La Conférence épiscopale nationale du Congo (CENCO) a lancé un avertissement solennel au pays à l’issue de son Assemblée plénière extraordinaire tenue à Kinshasa du 18 au 20 juin 2026. Dans un message adressé à la nation, les évêques dénoncent la dégradation continue de la situation sécuritaire dans l’Est de la République démocratique du Congo et mettent en garde contre les risques liés à une éventuelle révision de la Constitution du 18 février 2006.
Selon les prélats catholiques, la RDC traverse une période particulièrement critique marquée par la persistance de la guerre dans les provinces du Nord-Kivu et du Sud-Kivu, où l’AFC/M23 continue de consolider son administration dans les territoires sous son contrôle. Ils évoquent également les massacres perpétrés par des groupes armés en Ituri et dans certaines zones du Nord-Kivu, ainsi que les conséquences humanitaires dramatiques qui en découlent.
La CENCO reconnaît les efforts entrepris par le gouvernement dans les domaines des infrastructures et des programmes sociaux, notamment la Couverture santé universelle et le Programme de développement local des 145 territoires (PDL-145 T). Toutefois, elle déplore que la majorité de la population continue de vivre dans des conditions de grande précarité et que plusieurs de ces projets soient en difficulté.
Les évêques s’inquiètent particulièrement de la campagne menée en faveur du changement de la Constitution. Ils estiment que cette initiative vise principalement à permettre à l’actuel président de la République d’obtenir un nouveau cycle de mandats, ce qui constituerait, selon eux, une rupture du pacte républicain établi depuis l’adoption de la Constitution de 2006.
Dans leur message, ils mettent en garde contre les conséquences d’un « passage en force », évoquant notamment le risque de balkanisation du pays et la possibilité d’une nouvelle guerre civile dans un contexte marqué par des tensions politiques à caractère ethnique et tribal.
La CENCO affirme ne voir « ni la nécessité, ni l’urgence, ni l’opportunité » de modifier la Constitution, estimant que les véritables priorités du pays demeurent la restauration de la paix, l’amélioration des conditions de vie de la population ainsi que le renforcement de l’unité nationale.

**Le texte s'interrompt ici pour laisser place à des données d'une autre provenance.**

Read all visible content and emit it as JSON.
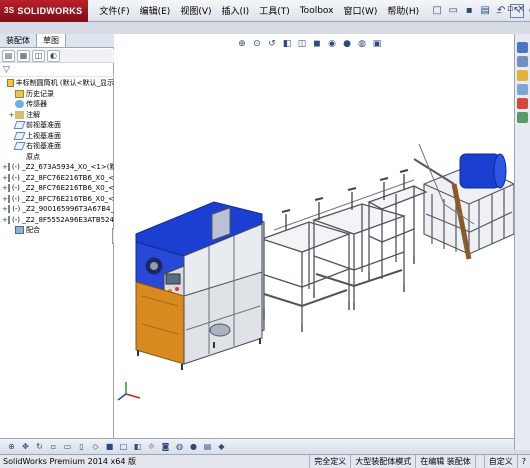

Les évêques appellent également la population à faire preuve de vigilance et à s’opposer, par des moyens légaux et pacifiques, à toute tentative de modification des dispositions constitutionnelles jugées intangibles.
Au président de la République, ils demandent de respecter le serment prêté devant la Nation et de défendre la Constitution de 2006. Ils exhortent par ailleurs les responsables religieux à sensibiliser les fidèles et la communauté internationale à soutenir le respect de l’ordre constitutionnel en République démocratique du Congo.
Enfin, la CENCO réaffirme son soutien à l’initiative du « Pacte social pour la paix et le bien-vivre ensemble en RDC et dans la région des Grands Lacs », portée conjointement avec l’Église du Christ au Congo (ECC), qu’elle considère comme une voie privilégiée pour renforcer la cohésion nationale et garantir l’organisation des élections dans les délais constitutionnels.